Next generation neural mass models: bridging the scales from micro to macroscopic dynamics

Founding Body: Human Brain project, co-funded by
European Union Horizon 2020
Total grant: € 96k
Principal Investigator: Simona Olmi
Other participants: Viktor Jirsa (University of Aix-Marseille)
Project duration: 2021-2023

The project aims to be a clever blend between classic unifying multi-scale frameworks and pyramid-style approaches thanks to the following strengths:

  • The exact reduction dimension techniques at the basis of the next generation neural mass model have been developed for coupled phase oscillators [1] and allow for an exact (analytical) moving upwards through the scales: while keeping the influence of smaller scales on larger ones they level out their inherent complexity.
  • Moving downwards through the scales, more detailed modelling parameters can be used, e.g. to test specific hypotheses.
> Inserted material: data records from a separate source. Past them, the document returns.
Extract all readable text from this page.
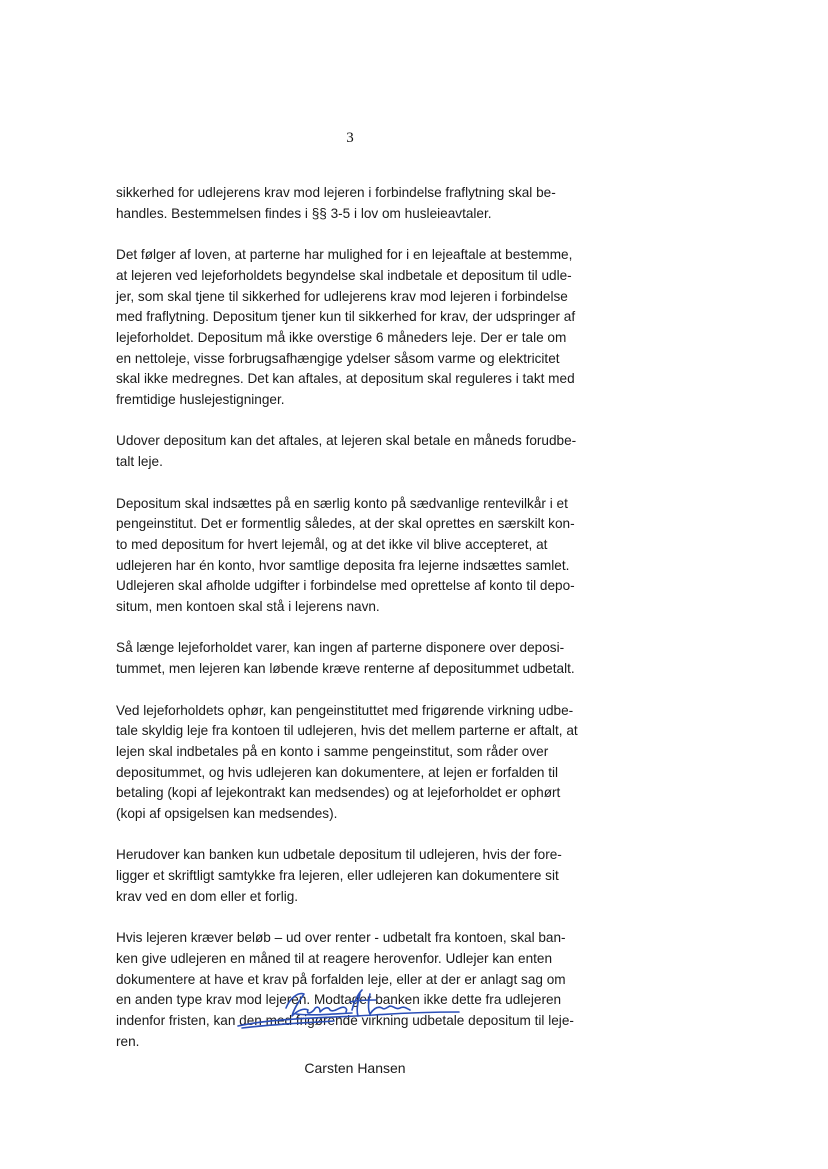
3

sikkerhed for udlejerens krav mod lejeren i forbindelse fraflytning skal be-
handles. Bestemmelsen findes i §§ 3-5 i lov om husleieavtaler.

Det følger af loven, at parterne har mulighed for i en lejeaftale at bestemme,
at lejeren ved lejeforholdets begyndelse skal indbetale et depositum til udle-
jer, som skal tjene til sikkerhed for udlejerens krav mod lejeren i forbindelse
med fraflytning. Depositum tjener kun til sikkerhed for krav, der udspringer af
lejeforholdet. Depositum må ikke overstige 6 måneders leje. Der er tale om
en nettoleje, visse forbrugsafhængige ydelser såsom varme og elektricitet
skal ikke medregnes. Det kan aftales, at depositum skal reguleres i takt med
fremtidige huslejestigninger.

Udover depositum kan det aftales, at lejeren skal betale en måneds forudbe-
talt leje.

Depositum skal indsættes på en særlig konto på sædvanlige rentevilkår i et
pengeinstitut. Det er formentlig således, at der skal oprettes en særskilt kon-
to med depositum for hvert lejemål, og at det ikke vil blive accepteret, at
udlejeren har én konto, hvor samtlige deposita fra lejerne indsættes samlet.
Udlejeren skal afholde udgifter i forbindelse med oprettelse af konto til depo-
situm, men kontoen skal stå i lejerens navn.

Så længe lejeforholdet varer, kan ingen af parterne disponere over deposi-
tummet, men lejeren kan løbende kræve renterne af depositummet udbetalt.

Ved lejeforholdets ophør, kan pengeinstituttet med frigørende virkning udbe-
tale skyldig leje fra kontoen til udlejeren, hvis det mellem parterne er aftalt, at
lejen skal indbetales på en konto i samme pengeinstitut, som råder over
depositummet, og hvis udlejeren kan dokumentere, at lejen er forfalden til
betaling (kopi af lejekontrakt kan medsendes) og at lejeforholdet er ophørt
(kopi af opsigelsen kan medsendes).

Herudover kan banken kun udbetale depositum til udlejeren, hvis der fore-
ligger et skriftligt samtykke fra lejeren, eller udlejeren kan dokumentere sit
krav ved en dom eller et forlig.

Hvis lejeren kræver beløb – ud over renter - udbetalt fra kontoen, skal ban-
ken give udlejeren en måned til at reagere herovenfor. Udlejer kan enten
dokumentere at have et krav på forfalden leje, eller at der er anlagt sag om
en anden type krav mod lejeren. Modtager banken ikke dette fra udlejeren
indenfor fristen, kan den med frigørende virkning udbetale depositum til leje-
ren.

Carsten Hansen
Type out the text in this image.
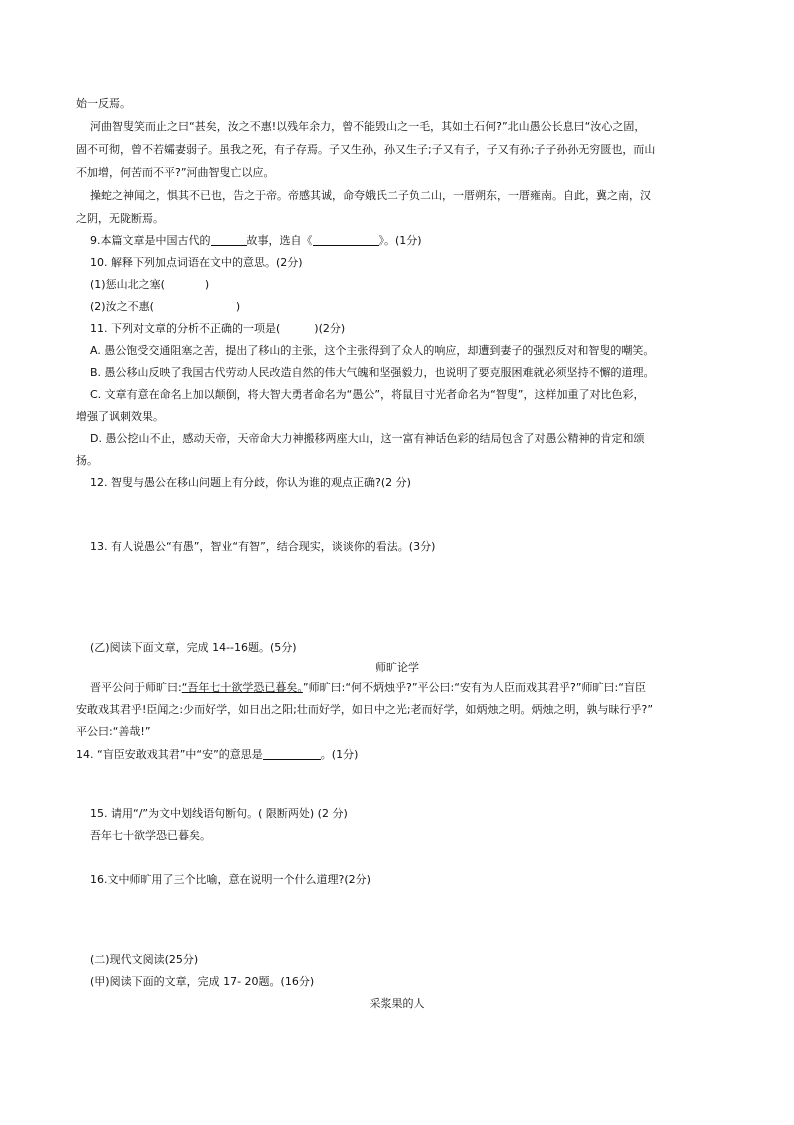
始一反焉。
河曲智叟笑而止之曰“甚矣，汝之不惠!以残年余力，曾不能毁山之一毛，其如土石何?”北山愚公长息曰“汝心之固，
固不可彻，曾不若孀妻弱子。虽我之死，有子存焉。子又生孙，孙又生子;子又有子，子又有孙;子子孙孙无穷匮也，而山
不加增，何苦而不平?”河曲智叟亡以应。
操蛇之神闻之，惧其不已也，告之于帝。帝感其诚，命夸娥氏二子负二山，一厝朔东，一厝雍南。自此，冀之南，汉
之阴，无陇断焉。
9.本篇文章是中国古代的	故事，选自《	》。(1分)
10. 解释下列加点词语在文中的意思。(2分)
(1)惩山北之塞(	)
(2)汝之不惠(	)
11. 下列对文章的分析不正确的一项是(	)(2分)
A. 愚公饱受交通阻塞之苦，提出了移山的主张，这个主张得到了众人的响应，却遭到妻子的强烈反对和智叟的嘲笑。
B. 愚公移山反映了我国古代劳动人民改造自然的伟大气魄和坚强毅力，也说明了要克服困难就必须坚持不懈的道理。
C. 文章有意在命名上加以颠倒，将大智大勇者命名为“愚公”，将鼠目寸光者命名为“智叟”，这样加重了对比色彩，
增强了讽刺效果。
D. 愚公挖山不止，感动天帝，天帝命大力神搬移两座大山，这一富有神话色彩的结局包含了对愚公精神的肯定和颂
扬。
12. 智叟与愚公在移山问题上有分歧，你认为谁的观点正确?(2 分)
13. 有人说愚公“有愚”，智业“有智”，结合现实，谈谈你的看法。(3分)
(乙)阅读下面文章，完成 14--16题。(5分)
师旷论学
晋平公问于师旷曰:“吾年七十欲学恐已暮矣。”师旷曰:“何不炳烛乎?”平公曰:“安有为人臣而戏其君乎?”师旷曰:“盲臣
安敢戏其君乎!臣闻之:少而好学，如日出之阳;壮而好学，如日中之光;老而好学，如炳烛之明。炳烛之明，孰与昧行乎?”
平公曰:“善哉!”
14. “盲臣安敢戏其君”中“安”的意思是	。(1分)
15. 请用“/”为文中划线语句断句。( 限断两处) (2 分)
吾年七十欲学恐已暮矣。
16.文中师旷用了三个比喻，意在说明一个什么道理?(2分)
(二)现代文阅读(25分)
(甲)阅读下面的文章，完成 17- 20题。(16分)
采浆果的人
Having a 1:1 correspondence between microscopic and mesoscopic level, it will be easier to map the microscopic results to the relative ones in the regional mean field parameters.
  • The next generation neural mass models (and the relative microscopic models) show multi-stability and various behaviors at multiple time scales. Therefore it will be no more necessary to resort to oscillator models or single neuron models depending on the phenomena required to model (either neural dynamical features or multi-stability).
  • In this framework will be developed a next generation neural mass model encompassing short-term plasticity (STP), which has not yet been implemented in TVB. The resulting plasticity models can then be integrated into single neuron or population models and will serve as a starting point for including more realistic and biologically relevant aspects (e.g. pulsatile interactions or transmission delays). In particular the work plan includes the following steps: a) validation and extension of the next generation neural mass model developed in [2] to take into account finite-size fluctuations of the microscopic synaptic variables [3], synaptic delays [4], electrical coupling via gap junctions [5] and chemical synapses [6]; b) parameter optimization; c) application to Showcase 1 (WP1) in SGA3 to reproduce both resting states and task-related states; d) application to Showcase 2 (WP1) in SGA3 to construct personalized brain models of epileptic patients.

    [1] E. Ott and T. M. Antonsen, Chaos, 18, 037113 (2008).
    [2] H. Taher, A. Torcini and S. Olmi, Exact neural mass model for synaptic-based
    working memory, Plos. Comp. Bio. 16(12), e1008533 (2020).
    [3] V. Schmutz, W. Gerstner, T. Schwalger, J. Math. Neurosci. 10(1), 1–32 (2020).
    [4] F. Devalle, E. Montbrió, D. Pazó, Phys. Rev. E 98(4), 042214 (2018)
    [5] E. Montbrió, D. Pazó, Exact mean-field theory explains the dual role of electrical synapses in collective synchronization, Phys. Rev. Lett. 125(24), 248101 (2020).
    [6] S. Coombes, A. Byrne, In: F. Corinto, A. Torcini, editors. Nonlinear Dynamics in Computational Neuroscience. Springer; 1–16 (2019).